Many people know the reference voltage, so what is its role? Since it is everywhere, let’s take a look at how important the reference voltage is. Do we use it every day? Whether it is a car or a computer, as long as it is an electronic product, it must interact with "reality" in some way. This combination can measure (characteristics: speed, pressure, length, temperature) and map it to electronic products as (voltage). This requires a measurement standard, and the standard we are talking about is the reference voltage.

Reference voltage source? Where will it be used? What role does it play and what can it help us do? Let’s learn more about it!

definition:

The reference voltage source is an extremely important component of contemporary analog integrated circuits. It provides a reference voltage for series voltage stabilizing circuits, A/D and D/A converters, and is also the regulated power supply or excitation source for most sensors. In addition, the reference voltage source can also be used as a standard battery, a scale standard for instrument gauges, and a precision current source.

A voltage reference is simply a circuit or circuit element that provides a known potential whenever the circuit requires it. This could be minutes, hours or years. If the product needs to collect relevant real-world information, such as battery voltage or current, power consumption, signal size or characteristics, fault identification, etc., then the relevant signal must be compared to a standard. Every comparator, ADC, DAC, or detection circuit must have a voltage reference to do this. Any signal can be accurately quantified by comparing the target signal to a known value.
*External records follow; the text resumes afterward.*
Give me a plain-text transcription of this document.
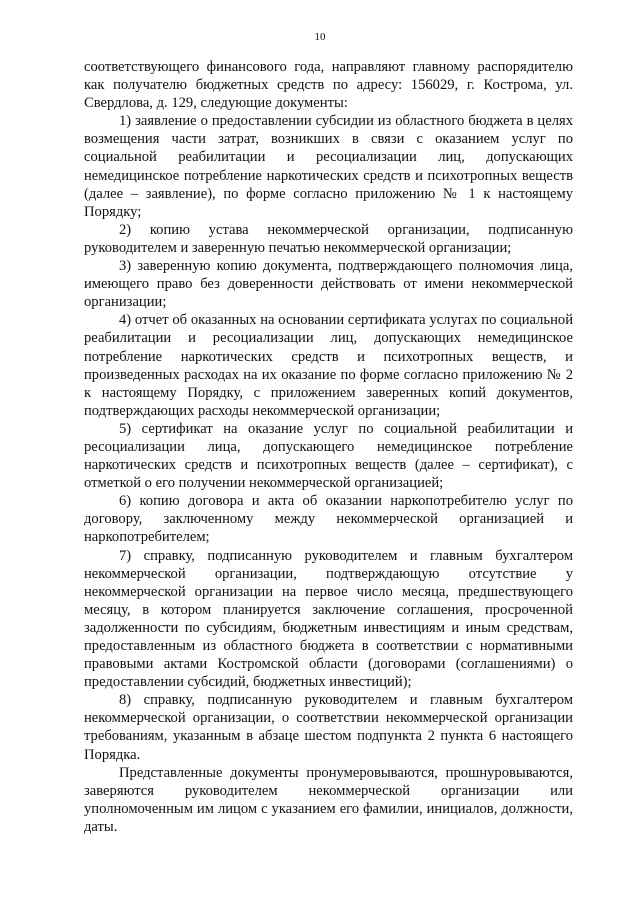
10

соответствующего финансового года, направляют главному распорядителю как получателю бюджетных средств по адресу: 156029, г. Кострома, ул. Свердлова, д. 129, следующие документы:

1) заявление о предоставлении субсидии из областного бюджета в целях возмещения части затрат, возникших в связи с оказанием услуг по социальной реабилитации и ресоциализации лиц, допускающих немедицинское потребление наркотических средств и психотропных веществ (далее – заявление), по форме согласно приложению № 1 к настоящему Порядку;

2) копию устава некоммерческой организации, подписанную руководителем и заверенную печатью некоммерческой организации;

3) заверенную копию документа, подтверждающего полномочия лица, имеющего право без доверенности действовать от имени некоммерческой организации;

4) отчет об оказанных на основании сертификата услугах по социальной реабилитации и ресоциализации лиц, допускающих немедицинское потребление наркотических средств и психотропных веществ, и произведенных расходах на их оказание по форме согласно приложению № 2 к настоящему Порядку, с приложением заверенных копий документов, подтверждающих расходы некоммерческой организации;

5) сертификат на оказание услуг по социальной реабилитации и ресоциализации лица, допускающего немедицинское потребление наркотических средств и психотропных веществ (далее – сертификат), с отметкой о его получении некоммерческой организацией;

6) копию договора и акта об оказании наркопотребителю услуг по договору, заключенному между некоммерческой организацией и наркопотребителем;

7) справку, подписанную руководителем и главным бухгалтером некоммерческой организации, подтверждающую отсутствие у некоммерческой организации на первое число месяца, предшествующего месяцу, в котором планируется заключение соглашения, просроченной задолженности по субсидиям, бюджетным инвестициям и иным средствам, предоставленным из областного бюджета в соответствии с нормативными правовыми актами Костромской области (договорами (соглашениями) о предоставлении субсидий, бюджетных инвестиций);

8) справку, подписанную руководителем и главным бухгалтером некоммерческой организации, о соответствии некоммерческой организации требованиям, указанным в абзаце шестом подпункта 2 пункта 6 настоящего Порядка.

Представленные документы пронумеровываются, прошнуровываются, заверяются руководителем некоммерческой организации или уполномоченным им лицом с указанием его фамилии, инициалов, должности, даты.
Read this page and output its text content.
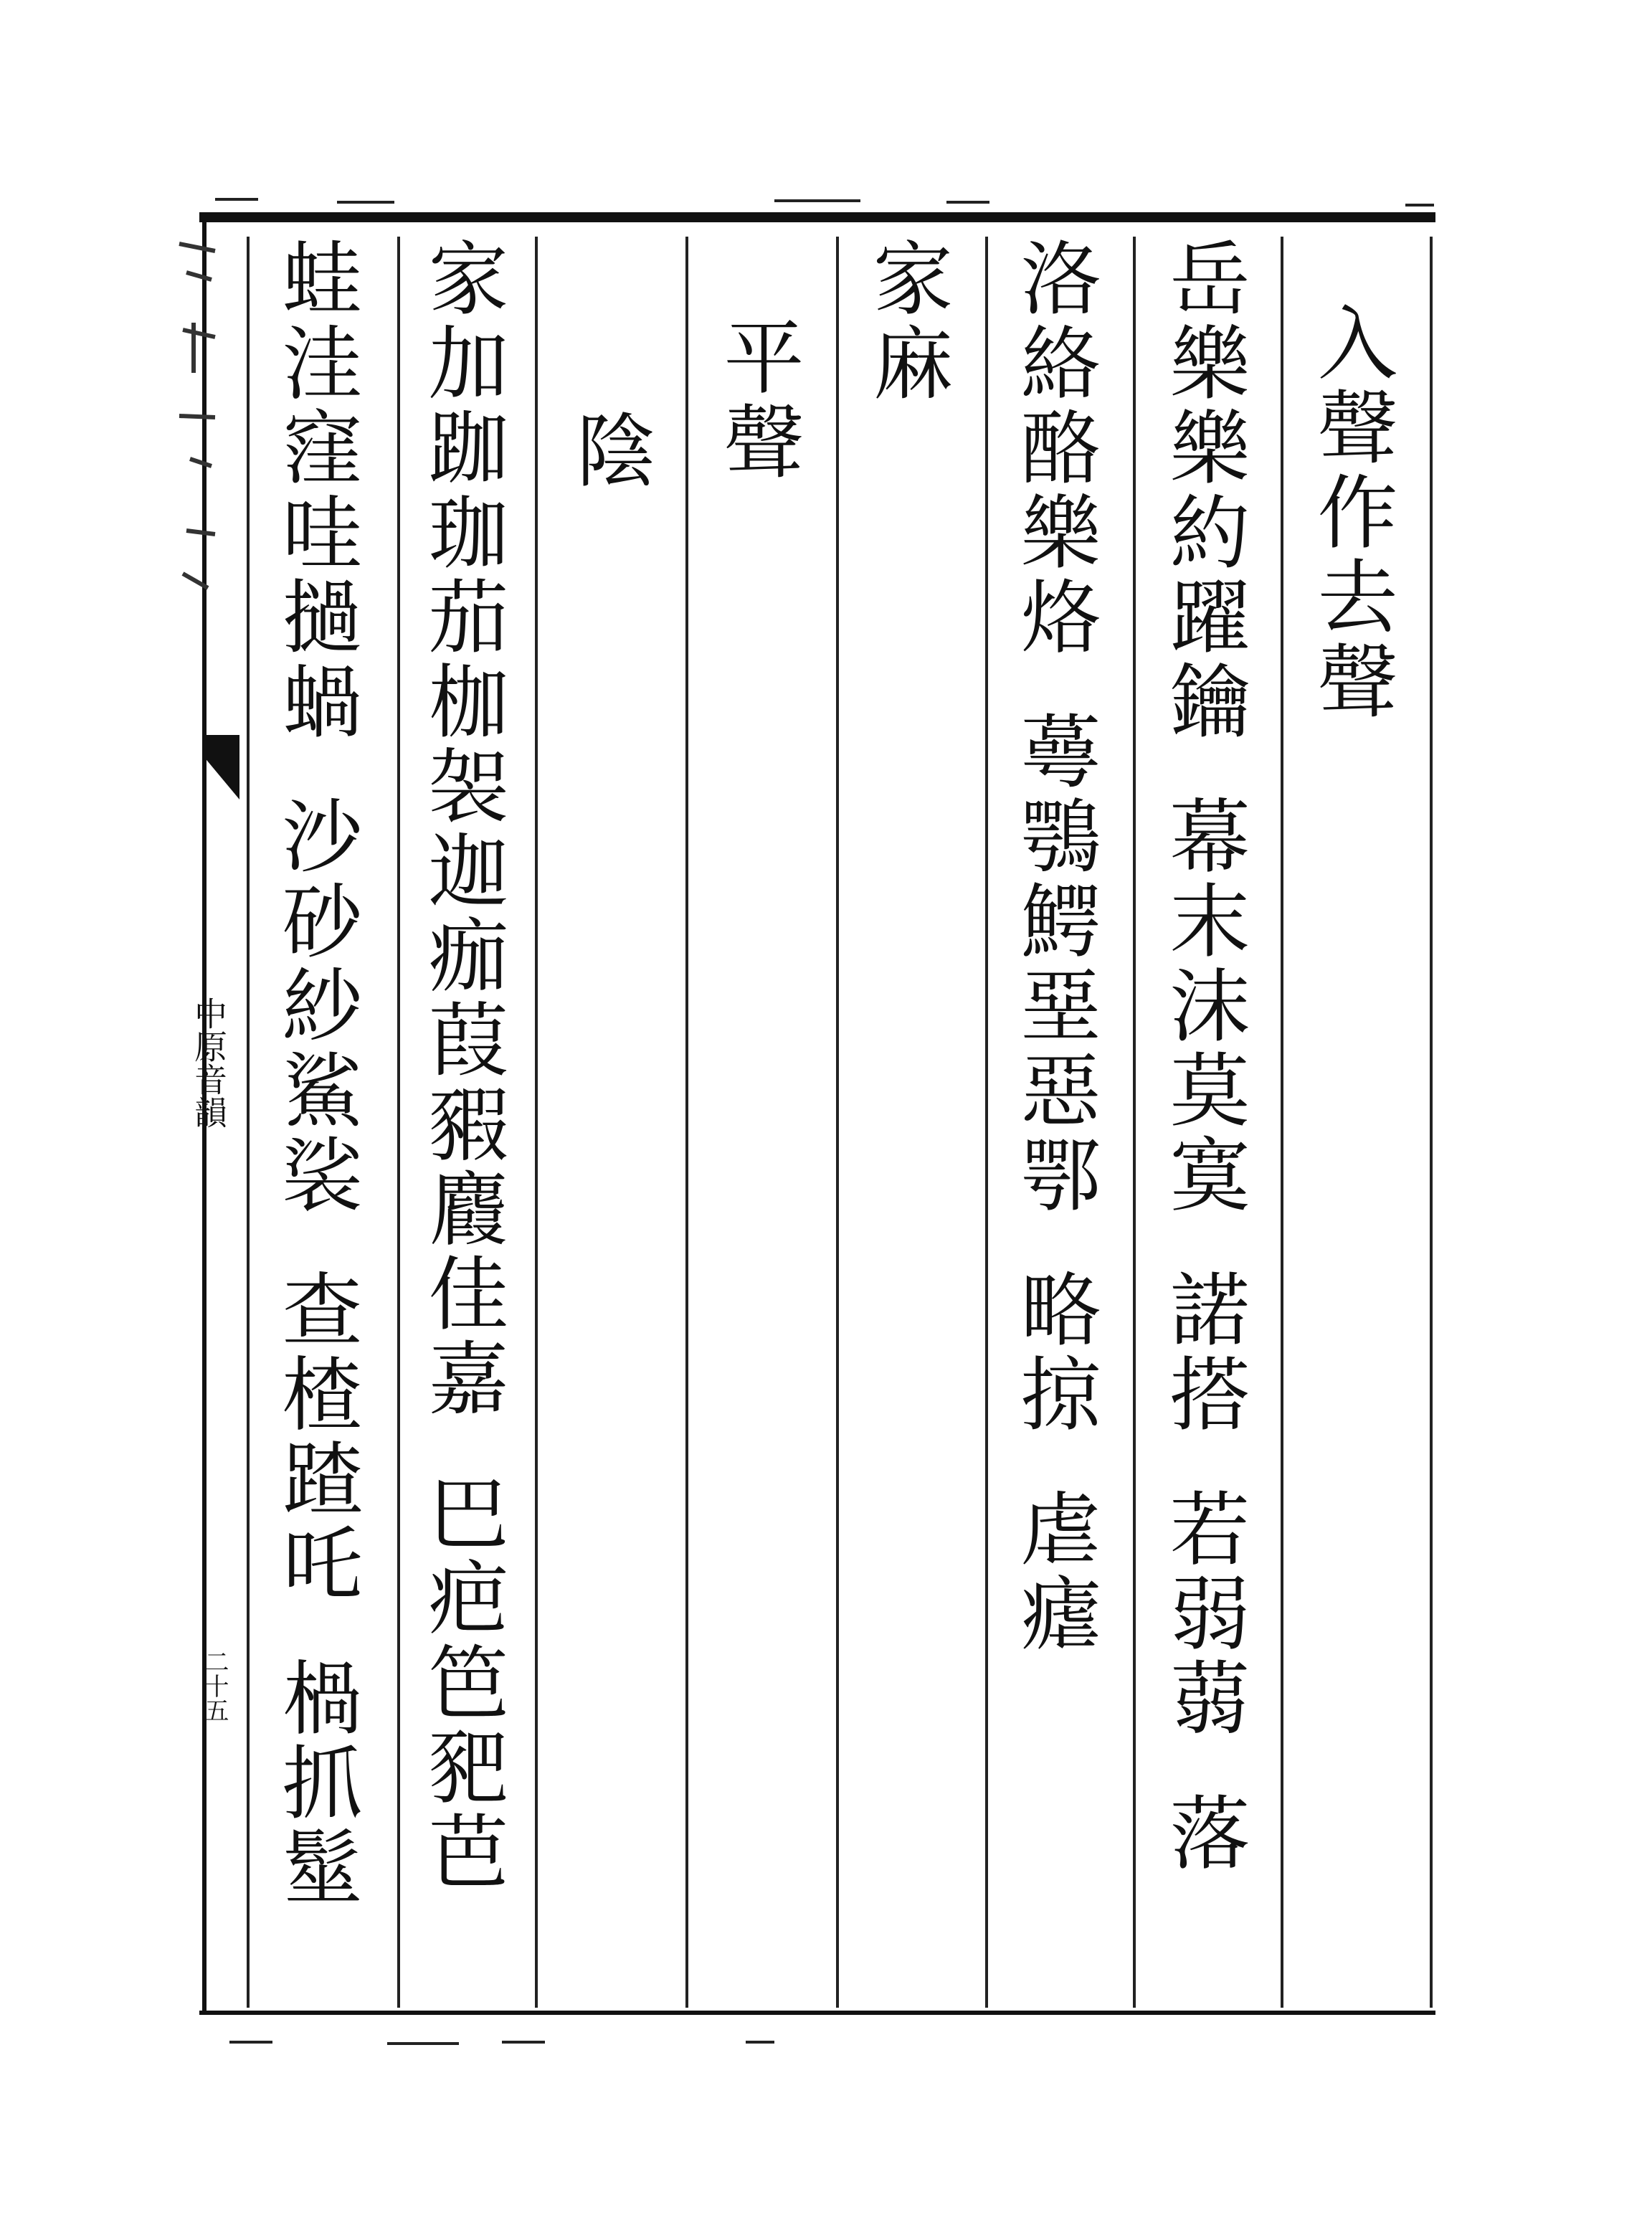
中原音韻
二十五
入聲作去聲
岳樂樂約躍鑰幕末沫莫寞諾搭若弱蒻落
洛絡酪樂烙蕚鶚鰐堊惡鄂略掠虐瘧
家麻
平聲
陰
家加跏珈茄枷袈迦痂葭豭麚佳嘉巴疤笆豝芭
蛙洼窪哇撾蝸沙砂紗鯊裟查楂蹅吒楇抓髽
ideal voltage reference source

An ideal voltage reference should have perfect initial accuracy and remain stable as load current, temperature, and time change. In practical applications, designers must make trade-offs among indicators such as initial voltage accuracy, voltage temperature drift, hysteresis, and ability to source/sink current, quiescent current (i.e., power consumption), long-term stability, noise, and cost.

Type of reference source

Two common references are Zener and bandgap references. Zener reference sources usually use a two-terminal parallel topology; bandgap reference sources usually use a three-terminal series topology.

Method to realize

1. Resistor voltage division:

It can only be used as the bias voltage of the amplifier or to provide the operating current of the amplifier. This is mainly because it has no voltage stabilizing effect on its own, so the stability of the output voltage completely depends on the stability of the power supply voltage.

2. Ordinary forward diode

A constant reference voltage that does not depend on the power supply voltage, but its voltage stability is not high, and its temperature coefficient is negative, about -2mV/℃

3. Zener diode

It can overcome some shortcomings of the forward diode as a reference voltage, but its temperature coefficient is positive, about +2mV/℃

4. Temperature compensated Zener diode

It is small in size, light in weight, simple in structure and easy to integrate; but it has shortcomings such as high noise, weak load capacity, poor stability, high reference voltage, and poor adjustability. This voltage reference is not suitable for portable and battery-powered applications.

5. Bandgap reference source (implemented using CMOS, TTL and other technologies)

There are many types of reference voltage sources made using semiconductor integrated circuit technology, such as deeply buried zener tube integrated reference sources, bipolar transistor integrated bandgap reference sources, CMOS integrated bandgap reference sources, etc. "Bandgap reference source" is a new type of device that appeared in the early 1970s. Its advent has brought a new leap in the indicators of reference devices. Because the bandgap reference source has high accuracy, low noise, and advantages, it is widely used in voltage regulators, data converters (A/D, D/A), integrated sensors, amplifiers, etc., and as a separate precision voltage reference component. , low temperature drift and many other micro-power operational amplifiers.

Summarize:

The difficulty of any system design lies in the balance and trade-off among many factors such as cost, volume, accuracy, power consumption and so on. All relevant parameters need to be considered when selecting the best reference source for a specific design. Interestingly, many times using more expensive components makes the overall system cost lower because it reduces the cost of compensation and calibration during the manufacturing process. This is the importance of the reference voltage, which requires everyone to continuously accumulate it.